Thursday, December 5, 2013
Nathan Clifford of Portland was a U.S. Supreme Court justice in the mid-1800s who didn’t believe the federal government should meddle with states that supported slavery.
City officials initially rejected this statue of George Cleeve, now on the waterfront, because of rumors he had owned a “colored servant.”
John Patriquin/Staff Photographer
Last month, the City Council designated the former Nathan Clifford Elementary School on Falmouth Street as a local landmark and is trying to get it listed on the National Register of Historic Places.
Clifford’s views on slavery were raised during the Sept. 16 meeting, but dismissed by City Councilor Edward Suslovic, who represents the district. Suslovic said council action is designed so a project to redevelop the former school into market-rate housing can receive federal tax subsidies.
“To me, the historic designation does not reflect Justice Clifford’s views on slavery,” Suslovic said.
That attitude is a far cry from the city’s treatment of George Cleeve, who is considered the founder of Portland.
About a decade ago, city officials refused to accept a statue of Cleeve because he was rumored to have owned a “colored servant” when he and his business partner Richard Tucker arrived on the peninsula in 1633. The accusation was first raised in a history of Cape Elizabeth written in 1965.
The council’s rejection of the statue came even though no proof existed that Cleeve ever owned a slave.

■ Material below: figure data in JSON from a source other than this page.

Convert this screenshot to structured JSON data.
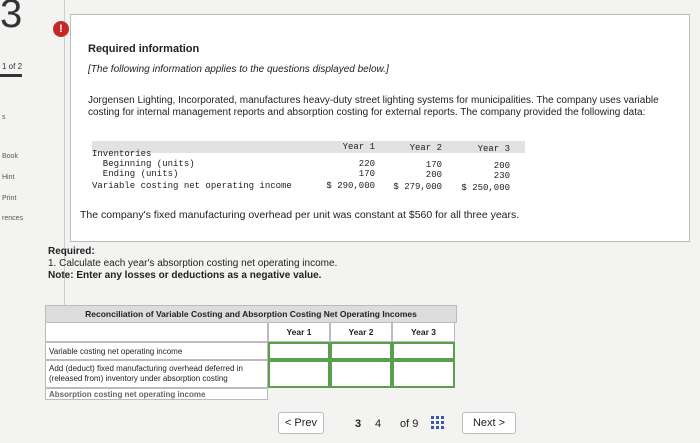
{
  "header": {
    "question_number": "3"
  },
  "sidebar": {
    "progress": "1 of 2",
    "items": [
      "s",
      "Book",
      "Hint",
      "Print",
      "rences"
    ]
  },
  "alert_icon": "!",
  "info": {
    "title": "Required information",
    "subtitle": "[The following information applies to the questions displayed below.]",
    "paragraph": "Jorgensen Lighting, Incorporated, manufactures heavy-duty street lighting systems for municipalities. The company uses variable costing for internal management reports and absorption costing for external reports. The company provided the following data:",
    "data_table": {
      "columns": [
        "Year 1",
        "Year 2",
        "Year 3"
      ],
      "rows": [
        [
          "Inventories",
          "",
          "",
          ""
        ],
        [
          "  Beginning (units)",
          "220",
          "170",
          "200"
        ],
        [
          "  Ending (units)",
          "170",
          "200",
          "230"
        ],
        [
          "Variable costing net operating income",
          "$ 290,000",
          "$ 279,000",
          "$ 250,000"
        ]
      ]
    },
    "note": "The company's fixed manufacturing overhead per unit was constant at $560 for all three years."
  },
  "required": {
    "heading": "Required:",
    "task": "1. Calculate each year's absorption costing net operating income.",
    "note": "Note: Enter any losses or deductions as a negative value."
  },
  "reconciliation": {
    "title": "Reconciliation of Variable Costing and Absorption Costing Net Operating Incomes",
    "columns": [
      "Year 1",
      "Year 2",
      "Year 3"
    ],
    "rows": [
      "Variable costing net operating income",
      "Add (deduct) fixed manufacturing overhead deferred in (released from) inventory under absorption costing",
      "Absorption costing net operating income"
    ]
  },
  "footer": {
    "prev": "< Prev",
    "pages": [
      "3",
      "4"
    ],
    "of": "of 9",
    "next": "Next >"
  }
}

In fact, Cleeve descendants presented evidence to the council that the servant, Oliver Weekes, was a sailor hired to assist Cleeve’s settlement in Portland.
The row continued the following year when the city refused to allow the Amistad replica ship to dock at Portland Yacht Services, where the 7-foot bronze statue of Cleeve now stands near the water’s edge behind a chain-link fence. The Amistad was a 19th-century tall ship that was taken over by slaves and depicted in a movie of the same name.
The apparent double standard highlights the long shadow that slavery continues to cast over the city, in some ways.
And Clifford and Cleeve are not the only prominent figures in Portland history to have such skeletons in their closet.
While many abolitionists called Portland home – including William Fessenden (a U.S. representative and senator in the 1840s and 1850s, and President Lincoln’s Treasury secretary in 1864 and 1865) – and the city is home to the Abyssinian meeting house (built by free African Americans in 1828), many people were torn over the issue of slavery.
In many ways, Maine’s economic dependence on the South split the state over the slavery issue.
Portland was a robust maritime port in the mid-1800s. In addition to sugar cane, vessels delivered cotton from the South to feed the state’s textile industry.
Although many Mainers believed slavery was morally wrong, their economic interests were reliant upon industries that used slave labor.
“(Mainers were) caught in a dilemma between whether they want to support the union and the abolition of slavery versus their own incomes,” State Historian Earle Shettleworth Jr. said. “This is a very complex period in American history.”
During the 1800s, Maine – and Portland in particular – were an important cog in the so-called Trade Triangle.
Sugar cane from the South was shipped to Portland, where it was made into white granulated sugar and molasses on the city’s waterfront, which at one point imported three times as much sugar cane as Boston.
That molasses was then used to make rum, which in turn was used by human traffickers to acquire slaves, according to local historian Herb Adams.
“Maine was intimately connected to” the Trade Triangle, Adams said.
Such was the case with Nathaniel Gordon, a Portland native who has the distinction of being the only American to be tried, convicted and executed for trading slaves.